Tuesday, September 18, 2012

Developing Portably, For the Future

If I were to start a new project today, what language and environment would I write it in? (Assuming I'm not targetting an environment that makes the choice for me (Android, iOS, browser-side javascript).)
So, let's say I'm doing some data processing or some web serving. I'm writing a command line tool or daemon. I think I'd like it to be portable between my Mac and Linux machines that I own. I'd like to not regret my choice of environment if I'm still using this thing 1-5 years from now.
What's in?
C/C++, Python. I am almost ready to concede adding JavaScript to this list, but I don't actually like the language, though I'm fine with using it when I need to for getting things done in browser UIs. These languages I believe will be solidly supported into the future and remain free of deathspiralling suck. The Python 3 transition is going slowly, but I think it could yet turn out okay. I wish Python had static type checking. C++ has lots of stuff added in the last 10 years that I don't want to use.
What's out?
Java - Oracle seems to be killing it. Damn shame, a few years ago I called it my favorite language.
C# - Microsoft actually made a decent language, I've been using it at work lately, and they did some decent things about pushing it into an open-ish standard. But I don't see any compelling reason to use it and I haven't heard that I can rely on the Mono framework to be reliable now and into the future.
PHP, Ruby - I hear nothing but grief about using these. I dislike PHP as a language and an environment. It's amazing that things like mediawiki and drupal are built on it, but I'm disinclined to hack on them because of PHP.
perl. Been there done that. I use Python now.
Any functional language. They make hard what is easy in other languages.
What's left?
Go - Google has a cute little language there. It has my favorite features checked off like: compiled, bounds-checked, and garbage-collected.

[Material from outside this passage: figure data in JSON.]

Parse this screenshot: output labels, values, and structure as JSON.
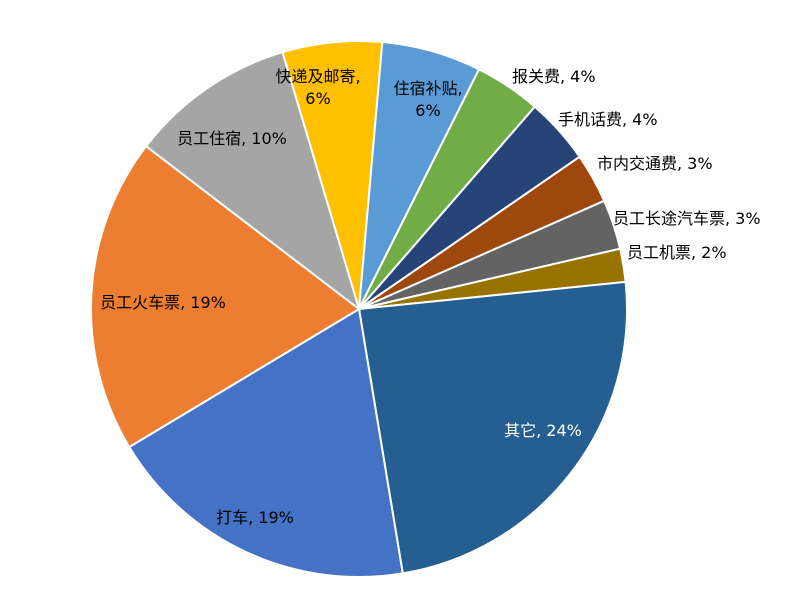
{
  "chart_data": {
    "type": "pie",
    "values": [
      6,
      6,
      4,
      4,
      3,
      3,
      2,
      24,
      19,
      19,
      10
    ],
    "value_labels": [
      "快递及邮寄,\n6%",
      "住宿补贴,\n6%",
      "报关费, 4%",
      "手机话费, 4%",
      "市内交通费, 3%",
      "员工长途汽车票, 3%",
      "员工机票, 2%",
      "其它, 24%",
      "打车, 19%",
      "员工火车票, 19%",
      "员工住宿, 10%"
    ],
    "colors": [
      "#ffc000",
      "#5b9bd5",
      "#70ad47",
      "#264478",
      "#9e480e",
      "#636363",
      "#997300",
      "#255e91",
      "#4472c4",
      "#ed7d31",
      "#a5a5a5"
    ]
  }
}
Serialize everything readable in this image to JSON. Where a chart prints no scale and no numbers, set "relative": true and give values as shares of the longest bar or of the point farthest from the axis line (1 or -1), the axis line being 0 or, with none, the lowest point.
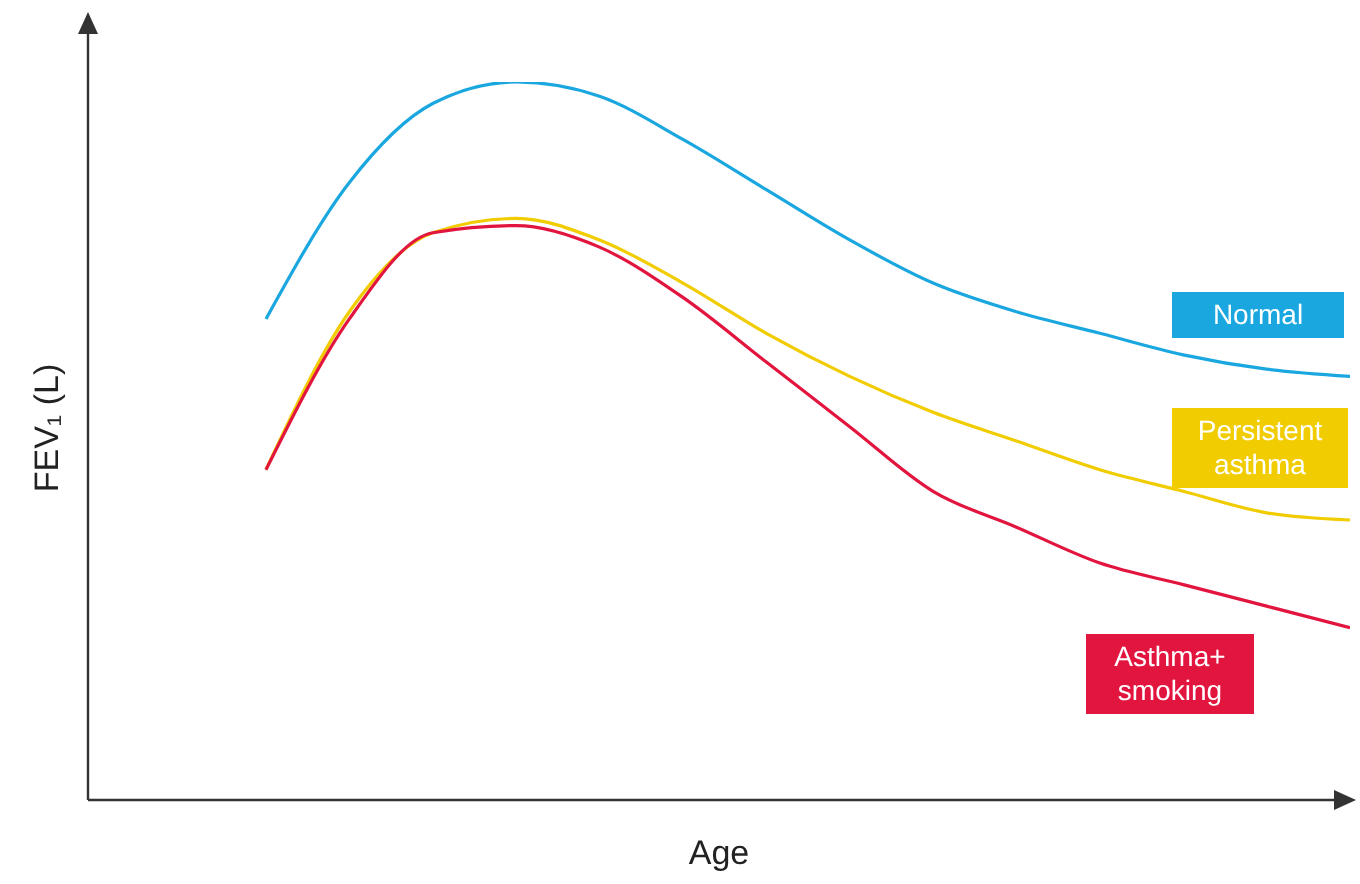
{
  "chart_data": {
    "type": "line",
    "relative": true,
    "xlabel": "Age",
    "ylabel": "FEV₁ (L)",
    "categories": [
      null,
      null,
      null,
      null,
      null,
      null,
      null,
      null,
      null,
      null,
      null,
      null,
      null,
      null
    ],
    "marker": "none",
    "series": [
      {
        "name": "Normal",
        "color": "#1aa7e0",
        "values": [
          0.67,
          0.86,
          0.97,
          1,
          0.98,
          0.92,
          0.85,
          0.78,
          0.72,
          0.68,
          0.65,
          0.62,
          0.6,
          0.59
        ]
      },
      {
        "name": "Persistent asthma",
        "color": "#f0cc00",
        "values": [
          0.46,
          0.68,
          0.79,
          0.81,
          0.78,
          0.72,
          0.65,
          0.59,
          0.54,
          0.5,
          0.46,
          0.43,
          0.4,
          0.39
        ]
      },
      {
        "name": "Asthma+ smoking",
        "color": "#e2153f",
        "values": [
          0.46,
          0.67,
          0.79,
          0.8,
          0.77,
          0.7,
          0.61,
          0.52,
          0.43,
          0.38,
          0.33,
          0.3,
          0.27,
          0.24
        ]
      }
    ]
  }
}
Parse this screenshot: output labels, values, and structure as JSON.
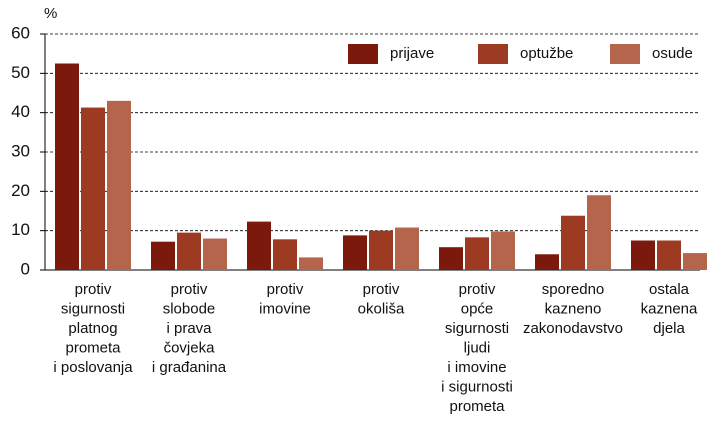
{
  "chart_data": {
    "type": "bar",
    "y_label": "%",
    "categories": [
      [
        "protiv",
        "sigurnosti",
        "platnog",
        "prometa",
        "i poslovanja"
      ],
      [
        "protiv",
        "slobode",
        "i prava",
        "čovjeka",
        "i građanina"
      ],
      [
        "protiv",
        "imovine"
      ],
      [
        "protiv",
        "okoliša"
      ],
      [
        "protiv",
        "opće",
        "sigurnosti",
        "ljudi",
        "i imovine",
        "i  sigurnosti",
        "prometa"
      ],
      [
        "sporedno",
        "kazneno",
        "zakonodavstvo"
      ],
      [
        "ostala",
        "kaznena",
        "djela"
      ]
    ],
    "series": [
      {
        "name": "prijave",
        "color": "#7b1a0c",
        "values": [
          52.5,
          7.2,
          12.3,
          8.8,
          5.8,
          4.0,
          7.5
        ]
      },
      {
        "name": "optužbe",
        "color": "#9c3b22",
        "values": [
          41.3,
          9.5,
          7.8,
          10.0,
          8.3,
          13.8,
          7.5
        ]
      },
      {
        "name": "osude",
        "color": "#b5654b",
        "values": [
          43.0,
          8.0,
          3.2,
          10.8,
          9.8,
          19.0,
          4.3
        ]
      }
    ],
    "ylim": [
      0,
      60
    ],
    "yticks": [
      0,
      10,
      20,
      30,
      40,
      50,
      60
    ],
    "grid": true
  }
}
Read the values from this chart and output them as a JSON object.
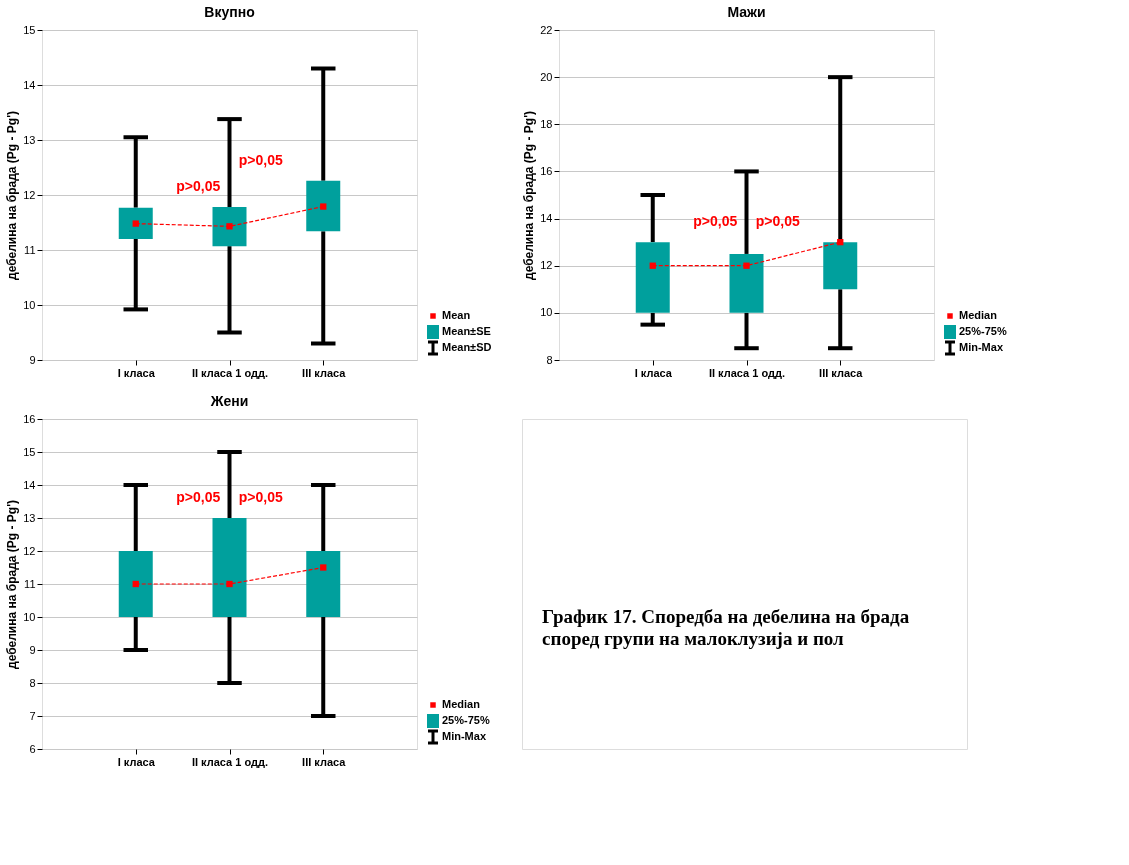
{
  "chart_data": [
    {
      "type": "box",
      "title": "Вкупно",
      "ylabel": "дебелина на брада (Pg - Pg')",
      "categories": [
        "I класа",
        "II класа 1 одд.",
        "III класа"
      ],
      "ylim": [
        9,
        15
      ],
      "yticks": [
        9,
        10,
        11,
        12,
        13,
        14,
        15
      ],
      "grid": "y",
      "legend": "bottom right",
      "series": [
        {
          "type": "box",
          "name": "Mean±SE",
          "color": "#00a09d",
          "boxes": [
            {
              "low": 9.92,
              "q1": 11.2,
              "median": 11.48,
              "q3": 11.77,
              "high": 13.05
            },
            {
              "low": 9.5,
              "q1": 11.07,
              "median": 11.43,
              "q3": 11.78,
              "high": 13.38
            },
            {
              "low": 9.3,
              "q1": 11.34,
              "median": 11.79,
              "q3": 12.26,
              "high": 14.3
            }
          ]
        },
        {
          "type": "line",
          "name": "Mean",
          "color": "#ff0000",
          "line_style": "dashed",
          "x": [
            "I класа",
            "II класа 1 одд.",
            "III класа"
          ],
          "values": [
            11.48,
            11.43,
            11.79
          ]
        }
      ],
      "annotations": [
        "p>0,05",
        "p>0,05",
        "Mean±SD"
      ]
    },
    {
      "type": "box",
      "title": "Мажи",
      "ylabel": "дебелина на брада (Pg - Pg')",
      "categories": [
        "I класа",
        "II класа 1 одд.",
        "III класа"
      ],
      "ylim": [
        8,
        22
      ],
      "yticks": [
        8,
        10,
        12,
        14,
        16,
        18,
        20,
        22
      ],
      "grid": "y",
      "legend": "bottom right",
      "series": [
        {
          "type": "box",
          "name": "25%-75%",
          "color": "#00a09d",
          "boxes": [
            {
              "low": 9.5,
              "q1": 10,
              "median": 12,
              "q3": 13,
              "high": 15
            },
            {
              "low": 8.5,
              "q1": 10,
              "median": 12,
              "q3": 12.5,
              "high": 16
            },
            {
              "low": 8.5,
              "q1": 11,
              "median": 13,
              "q3": 13,
              "high": 20
            }
          ]
        },
        {
          "type": "line",
          "name": "Median",
          "color": "#ff0000",
          "line_style": "dashed",
          "x": [
            "I класа",
            "II класа 1 одд.",
            "III класа"
          ],
          "values": [
            12,
            12,
            13
          ]
        }
      ],
      "annotations": [
        "p>0,05",
        "p>0,05",
        "Min-Max"
      ]
    },
    {
      "type": "box",
      "title": "Жени",
      "ylabel": "дебелина на брада (Pg - Pg')",
      "categories": [
        "I класа",
        "II класа 1 одд.",
        "III класа"
      ],
      "ylim": [
        6,
        16
      ],
      "yticks": [
        6,
        7,
        8,
        9,
        10,
        11,
        12,
        13,
        14,
        15,
        16
      ],
      "grid": "y",
      "legend": "bottom right",
      "series": [
        {
          "type": "box",
          "name": "25%-75%",
          "color": "#00a09d",
          "boxes": [
            {
              "low": 9,
              "q1": 10,
              "median": 11,
              "q3": 12,
              "high": 14
            },
            {
              "low": 8,
              "q1": 10,
              "median": 11,
              "q3": 13,
              "high": 15
            },
            {
              "low": 7,
              "q1": 10,
              "median": 11.5,
              "q3": 12,
              "high": 14
            }
          ]
        },
        {
          "type": "line",
          "name": "Median",
          "color": "#ff0000",
          "line_style": "dashed",
          "x": [
            "I класа",
            "II класа 1 одд.",
            "III класа"
          ],
          "values": [
            11,
            11,
            11.5
          ]
        }
      ],
      "annotations": [
        "p>0,05",
        "p>0,05",
        "Min-Max"
      ]
    },
    {
      "type": "other",
      "title": "График 17. Споредба на дебелина на брада според групи на малоклузија и пол"
    }
  ]
}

It's BSD licensed, so no one company can kill it the way Oracle is doing to Java, but I feel like it's not ready yet. Also it's a kinda weird little language and there are a few major language features that I feel if go had them I would be much more productive when using it. Another major language revision, and some growth in the community library support, and hopefully it'll be better a year from now.

Sunday, August 26, 2012

Archive Random Read Performance in Python

I was curious about the performance of random read access of archive files in Python. I knew ZipFile was okay, and I was curious how it would perform compared to an sqlite3 database, and I threw in Tarfile (gzipped) for extra curiosity. The motivation for this was the pytz package and its nearly 600 small read-only data files. In one system in the past it was annoying to install and manage this menagerie, and in a fit of premature optimization I figure it ought to be better to read from one archive file anyhow, so I scratched this curiosity itch and found out some things.

In short:
Zip archives are pretty good.
Gzipped tar files are smaller than zip archives, but much slower to read (at least in the Python implementation). Sqlite3 databases are slightly faster to read than zip files, and a little bit faster still if you don't compress the data.
Sqlite3 databases are much faster to read the first record. Repeated reading from an already open zip archive or sqlite3 database are relatively close in performance.

Here's some data:
The test file generated 1000 files with names between 5 and 100 characters long and data between 50 and 5000 bytes long (uniform distributions, random filler data).
I cut off each test at 10 seconds, so the slower methods wound up with fewer reads done. The test data was made up of random data which was pretty uncompressable. So, everything was trying to compress the data, and decompress it on read, but the resulting archive file sizes were all pretty consistent. On real data (the pytz files) tar.gz can be half the size of zipfile or sqlite3 (which are similar though sqlite is slightly larger). The reopen=TRUE trials re-open the archive file for read before each random read. So the time reported is to open the file and read one random record. Otherwise the archive is opened once and read many times for all the random reads. This makes a huge difference in performance, but sqlite3 has the best archive startup time.

I have a mercurial archive of the sources I wrote to test all this here:
http://bolson.org/~bolson/sqlitearchive
There is also a utility to convert a directory of files into a sqlite3 database that maps paths to BLOBs for each file.